Now imagine how much of an environmental and beautification impact this could have if our communities did this more than once a year.
The River Sweep started 20 years ago as a pilot project to clean the eastern and southern shorelines of the Ohio River. The event has grown greatly from that year’s 1,000 volunteers to 21,000 volunteers in a six-state effort in 2008.
The sweep now covers more than 3,000 miles of shoreline.
This is a tremendous project from which we don’t want to take anything away. But, we would like to see area civic organizations, church groups and concerned citizens take this as a challenge that this is a much-needed project that shouldn’t only get attention for one Saturday morning.

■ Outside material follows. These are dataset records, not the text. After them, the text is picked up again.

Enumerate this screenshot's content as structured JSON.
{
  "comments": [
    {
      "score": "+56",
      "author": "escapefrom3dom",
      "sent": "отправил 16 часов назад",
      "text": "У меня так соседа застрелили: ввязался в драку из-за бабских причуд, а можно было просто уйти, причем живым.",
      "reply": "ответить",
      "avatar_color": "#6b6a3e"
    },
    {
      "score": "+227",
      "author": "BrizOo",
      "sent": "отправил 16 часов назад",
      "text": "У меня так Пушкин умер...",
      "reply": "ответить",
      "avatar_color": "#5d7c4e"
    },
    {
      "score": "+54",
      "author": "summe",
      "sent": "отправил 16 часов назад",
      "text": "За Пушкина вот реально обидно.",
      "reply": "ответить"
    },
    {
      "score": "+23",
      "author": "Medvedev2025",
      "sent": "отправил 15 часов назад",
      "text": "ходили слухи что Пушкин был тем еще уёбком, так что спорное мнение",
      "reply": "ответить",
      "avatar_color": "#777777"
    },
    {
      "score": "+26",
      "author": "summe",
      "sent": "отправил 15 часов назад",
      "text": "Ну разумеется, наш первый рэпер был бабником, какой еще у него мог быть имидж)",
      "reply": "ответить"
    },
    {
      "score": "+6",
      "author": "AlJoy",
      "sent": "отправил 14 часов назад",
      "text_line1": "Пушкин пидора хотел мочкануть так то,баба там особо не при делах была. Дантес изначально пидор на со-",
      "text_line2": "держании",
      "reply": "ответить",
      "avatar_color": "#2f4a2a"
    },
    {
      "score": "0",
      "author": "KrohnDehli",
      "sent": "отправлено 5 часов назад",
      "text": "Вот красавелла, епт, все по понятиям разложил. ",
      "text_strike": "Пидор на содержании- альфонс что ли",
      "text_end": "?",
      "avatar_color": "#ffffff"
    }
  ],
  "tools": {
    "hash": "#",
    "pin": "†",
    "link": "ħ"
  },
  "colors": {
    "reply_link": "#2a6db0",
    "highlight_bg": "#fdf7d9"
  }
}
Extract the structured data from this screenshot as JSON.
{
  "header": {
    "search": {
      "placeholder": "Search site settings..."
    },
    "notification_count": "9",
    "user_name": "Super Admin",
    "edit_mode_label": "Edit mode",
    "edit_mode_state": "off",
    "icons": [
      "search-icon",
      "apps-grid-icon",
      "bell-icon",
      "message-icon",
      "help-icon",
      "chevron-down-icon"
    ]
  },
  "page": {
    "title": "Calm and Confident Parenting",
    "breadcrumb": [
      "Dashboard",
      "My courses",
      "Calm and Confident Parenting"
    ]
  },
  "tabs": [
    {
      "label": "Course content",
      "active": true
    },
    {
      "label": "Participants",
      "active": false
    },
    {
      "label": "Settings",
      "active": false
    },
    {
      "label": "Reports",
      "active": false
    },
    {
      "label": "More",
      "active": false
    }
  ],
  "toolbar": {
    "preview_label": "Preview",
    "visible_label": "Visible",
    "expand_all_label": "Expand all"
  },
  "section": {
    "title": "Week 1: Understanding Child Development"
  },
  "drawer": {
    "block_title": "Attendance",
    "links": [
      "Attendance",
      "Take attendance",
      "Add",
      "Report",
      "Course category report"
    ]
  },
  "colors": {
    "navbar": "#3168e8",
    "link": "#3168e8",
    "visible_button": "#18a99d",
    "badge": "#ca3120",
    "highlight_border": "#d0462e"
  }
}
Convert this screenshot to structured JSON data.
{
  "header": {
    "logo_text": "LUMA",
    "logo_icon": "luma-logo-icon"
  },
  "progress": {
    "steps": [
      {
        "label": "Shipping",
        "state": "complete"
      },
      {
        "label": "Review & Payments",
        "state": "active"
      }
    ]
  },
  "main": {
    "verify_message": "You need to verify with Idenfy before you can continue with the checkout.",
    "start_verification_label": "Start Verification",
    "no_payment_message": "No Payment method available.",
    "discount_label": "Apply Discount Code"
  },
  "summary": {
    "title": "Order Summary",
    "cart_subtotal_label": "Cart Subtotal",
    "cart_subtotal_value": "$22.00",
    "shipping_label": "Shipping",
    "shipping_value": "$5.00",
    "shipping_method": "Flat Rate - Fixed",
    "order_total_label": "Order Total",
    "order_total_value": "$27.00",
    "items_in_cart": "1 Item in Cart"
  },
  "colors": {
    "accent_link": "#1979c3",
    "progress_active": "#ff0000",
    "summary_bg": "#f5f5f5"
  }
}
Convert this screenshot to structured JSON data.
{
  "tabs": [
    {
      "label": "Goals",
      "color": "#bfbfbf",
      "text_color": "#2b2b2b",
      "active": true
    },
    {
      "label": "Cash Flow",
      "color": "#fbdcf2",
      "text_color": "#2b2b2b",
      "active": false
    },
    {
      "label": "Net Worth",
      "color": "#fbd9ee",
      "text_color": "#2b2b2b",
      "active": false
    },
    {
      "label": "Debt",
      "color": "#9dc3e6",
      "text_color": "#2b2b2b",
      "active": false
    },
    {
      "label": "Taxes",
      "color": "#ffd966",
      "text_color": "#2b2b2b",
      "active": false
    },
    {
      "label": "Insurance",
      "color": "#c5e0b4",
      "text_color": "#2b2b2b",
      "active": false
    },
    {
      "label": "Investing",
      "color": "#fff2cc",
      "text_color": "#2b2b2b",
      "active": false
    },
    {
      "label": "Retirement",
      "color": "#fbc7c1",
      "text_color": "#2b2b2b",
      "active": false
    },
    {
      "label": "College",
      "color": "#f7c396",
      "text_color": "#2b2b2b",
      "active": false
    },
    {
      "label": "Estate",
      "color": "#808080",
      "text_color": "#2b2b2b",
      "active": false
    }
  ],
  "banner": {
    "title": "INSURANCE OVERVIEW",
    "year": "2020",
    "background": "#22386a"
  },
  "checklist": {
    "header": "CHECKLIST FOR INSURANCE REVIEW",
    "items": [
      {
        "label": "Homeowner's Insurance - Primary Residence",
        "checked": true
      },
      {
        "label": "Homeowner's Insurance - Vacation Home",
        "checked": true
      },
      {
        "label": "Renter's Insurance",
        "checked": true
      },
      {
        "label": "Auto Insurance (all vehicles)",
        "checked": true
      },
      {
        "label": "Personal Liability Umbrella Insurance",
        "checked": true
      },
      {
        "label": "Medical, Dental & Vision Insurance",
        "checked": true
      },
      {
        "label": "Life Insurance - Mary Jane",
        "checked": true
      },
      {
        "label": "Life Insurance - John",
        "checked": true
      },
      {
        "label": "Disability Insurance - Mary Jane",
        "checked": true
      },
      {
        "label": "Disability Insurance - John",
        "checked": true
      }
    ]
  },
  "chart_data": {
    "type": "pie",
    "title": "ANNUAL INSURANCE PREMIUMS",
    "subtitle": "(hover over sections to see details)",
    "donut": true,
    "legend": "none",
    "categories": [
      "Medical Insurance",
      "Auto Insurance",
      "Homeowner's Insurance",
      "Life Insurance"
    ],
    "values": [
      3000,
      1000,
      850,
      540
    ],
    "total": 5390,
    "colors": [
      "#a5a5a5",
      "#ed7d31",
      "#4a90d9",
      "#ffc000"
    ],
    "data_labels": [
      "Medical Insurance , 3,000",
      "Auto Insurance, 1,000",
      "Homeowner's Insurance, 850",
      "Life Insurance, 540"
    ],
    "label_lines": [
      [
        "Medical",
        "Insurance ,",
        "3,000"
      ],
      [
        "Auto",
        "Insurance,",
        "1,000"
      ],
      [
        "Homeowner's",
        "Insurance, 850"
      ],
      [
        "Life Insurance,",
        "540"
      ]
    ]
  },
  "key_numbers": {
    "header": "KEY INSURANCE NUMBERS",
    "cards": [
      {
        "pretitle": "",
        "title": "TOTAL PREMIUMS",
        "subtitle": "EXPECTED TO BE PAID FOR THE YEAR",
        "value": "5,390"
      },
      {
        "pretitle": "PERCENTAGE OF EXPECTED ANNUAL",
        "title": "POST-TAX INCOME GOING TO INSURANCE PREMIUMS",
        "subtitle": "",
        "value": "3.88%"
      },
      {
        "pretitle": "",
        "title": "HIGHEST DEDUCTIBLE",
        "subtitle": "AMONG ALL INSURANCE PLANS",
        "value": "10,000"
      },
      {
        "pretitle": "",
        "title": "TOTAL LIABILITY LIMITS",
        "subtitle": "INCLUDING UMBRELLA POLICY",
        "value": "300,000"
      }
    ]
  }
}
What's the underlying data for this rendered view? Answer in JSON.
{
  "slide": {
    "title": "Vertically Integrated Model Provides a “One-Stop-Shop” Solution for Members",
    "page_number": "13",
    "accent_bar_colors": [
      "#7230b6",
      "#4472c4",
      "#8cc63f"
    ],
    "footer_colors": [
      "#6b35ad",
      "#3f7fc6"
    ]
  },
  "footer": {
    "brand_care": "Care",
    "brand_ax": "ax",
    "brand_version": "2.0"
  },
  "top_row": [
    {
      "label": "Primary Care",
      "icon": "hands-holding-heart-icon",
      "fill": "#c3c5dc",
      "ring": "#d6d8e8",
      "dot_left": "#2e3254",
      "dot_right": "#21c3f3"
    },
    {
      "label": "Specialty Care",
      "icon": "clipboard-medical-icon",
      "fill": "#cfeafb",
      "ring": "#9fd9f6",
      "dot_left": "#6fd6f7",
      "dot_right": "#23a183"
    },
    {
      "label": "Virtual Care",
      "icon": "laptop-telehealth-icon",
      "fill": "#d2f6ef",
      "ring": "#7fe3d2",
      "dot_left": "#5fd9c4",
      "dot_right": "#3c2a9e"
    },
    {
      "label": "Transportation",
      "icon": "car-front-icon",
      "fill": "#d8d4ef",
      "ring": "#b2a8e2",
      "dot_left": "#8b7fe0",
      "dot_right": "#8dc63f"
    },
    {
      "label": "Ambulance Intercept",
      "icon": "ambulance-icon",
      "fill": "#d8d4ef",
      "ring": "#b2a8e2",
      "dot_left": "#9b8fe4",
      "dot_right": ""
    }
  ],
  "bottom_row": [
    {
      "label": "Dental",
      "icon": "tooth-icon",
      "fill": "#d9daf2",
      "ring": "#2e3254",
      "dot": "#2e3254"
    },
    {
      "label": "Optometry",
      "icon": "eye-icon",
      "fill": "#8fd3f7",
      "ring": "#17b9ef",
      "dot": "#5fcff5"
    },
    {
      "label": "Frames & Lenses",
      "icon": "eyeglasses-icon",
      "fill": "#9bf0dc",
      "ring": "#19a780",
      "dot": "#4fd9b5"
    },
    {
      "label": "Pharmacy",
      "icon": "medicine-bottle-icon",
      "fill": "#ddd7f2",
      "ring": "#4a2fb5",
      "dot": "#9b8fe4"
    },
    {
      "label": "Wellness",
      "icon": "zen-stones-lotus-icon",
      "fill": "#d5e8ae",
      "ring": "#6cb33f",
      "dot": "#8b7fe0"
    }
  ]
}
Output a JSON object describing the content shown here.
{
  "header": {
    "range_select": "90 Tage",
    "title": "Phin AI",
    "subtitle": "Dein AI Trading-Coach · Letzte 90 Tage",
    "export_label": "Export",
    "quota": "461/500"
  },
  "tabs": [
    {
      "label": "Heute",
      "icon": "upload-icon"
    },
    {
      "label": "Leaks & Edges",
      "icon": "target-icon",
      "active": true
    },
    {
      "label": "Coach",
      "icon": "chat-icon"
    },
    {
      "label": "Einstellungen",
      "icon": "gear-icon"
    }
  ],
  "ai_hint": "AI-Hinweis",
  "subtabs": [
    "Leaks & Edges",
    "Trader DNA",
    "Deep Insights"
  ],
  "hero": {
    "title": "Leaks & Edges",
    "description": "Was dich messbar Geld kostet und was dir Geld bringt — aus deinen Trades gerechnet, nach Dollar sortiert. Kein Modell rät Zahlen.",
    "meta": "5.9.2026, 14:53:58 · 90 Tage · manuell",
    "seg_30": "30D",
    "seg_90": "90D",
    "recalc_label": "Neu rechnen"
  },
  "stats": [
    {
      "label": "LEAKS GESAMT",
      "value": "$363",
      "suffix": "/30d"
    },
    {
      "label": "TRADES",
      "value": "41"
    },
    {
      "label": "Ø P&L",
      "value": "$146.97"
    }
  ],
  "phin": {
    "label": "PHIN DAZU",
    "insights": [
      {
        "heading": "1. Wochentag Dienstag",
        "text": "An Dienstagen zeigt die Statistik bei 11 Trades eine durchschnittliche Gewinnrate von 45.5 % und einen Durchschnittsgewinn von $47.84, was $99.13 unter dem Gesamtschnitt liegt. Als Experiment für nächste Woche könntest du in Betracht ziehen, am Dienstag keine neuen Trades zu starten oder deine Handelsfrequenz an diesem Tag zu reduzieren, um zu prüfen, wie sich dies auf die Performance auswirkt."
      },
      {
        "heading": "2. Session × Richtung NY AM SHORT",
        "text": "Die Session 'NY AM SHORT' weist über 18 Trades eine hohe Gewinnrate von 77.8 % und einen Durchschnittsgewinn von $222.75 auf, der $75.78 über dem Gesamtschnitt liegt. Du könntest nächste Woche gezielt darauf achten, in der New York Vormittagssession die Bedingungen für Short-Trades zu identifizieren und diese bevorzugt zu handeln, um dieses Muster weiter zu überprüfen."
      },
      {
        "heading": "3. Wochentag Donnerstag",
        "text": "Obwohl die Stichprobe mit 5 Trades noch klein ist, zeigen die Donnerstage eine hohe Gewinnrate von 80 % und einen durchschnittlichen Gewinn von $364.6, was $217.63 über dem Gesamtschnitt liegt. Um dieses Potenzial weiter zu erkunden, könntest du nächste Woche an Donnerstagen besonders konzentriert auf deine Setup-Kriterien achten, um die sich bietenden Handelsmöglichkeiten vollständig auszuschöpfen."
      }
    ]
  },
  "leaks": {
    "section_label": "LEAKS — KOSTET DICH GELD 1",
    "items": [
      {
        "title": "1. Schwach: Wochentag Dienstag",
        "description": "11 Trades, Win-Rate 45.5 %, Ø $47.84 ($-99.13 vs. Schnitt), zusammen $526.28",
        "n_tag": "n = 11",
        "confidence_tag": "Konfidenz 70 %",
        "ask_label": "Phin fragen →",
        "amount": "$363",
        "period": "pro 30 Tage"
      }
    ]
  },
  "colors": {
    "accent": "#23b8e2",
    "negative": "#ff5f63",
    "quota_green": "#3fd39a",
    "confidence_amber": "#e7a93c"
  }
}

In Lawrence County, the key cleanup points were the Ironton Boat Ramp, South Point Boat Ramp, Symmes Creek Boat Ramp at Chesapeake and Lock 27 at Proctorville.
Because this spans the entire county, it would be reasonable to think that groups or organizations from each of these communities could adopt an area and make a commitment to cleaning it up once a month or once every two months.
Hopefully, this would create a sense of ownership within each community and lead to people working together to protect and revitalize these river access points but also the entire Ohio River as it connects to Lawrence County.
The River Sweep is a great project but one that needs a few extra “brooms.”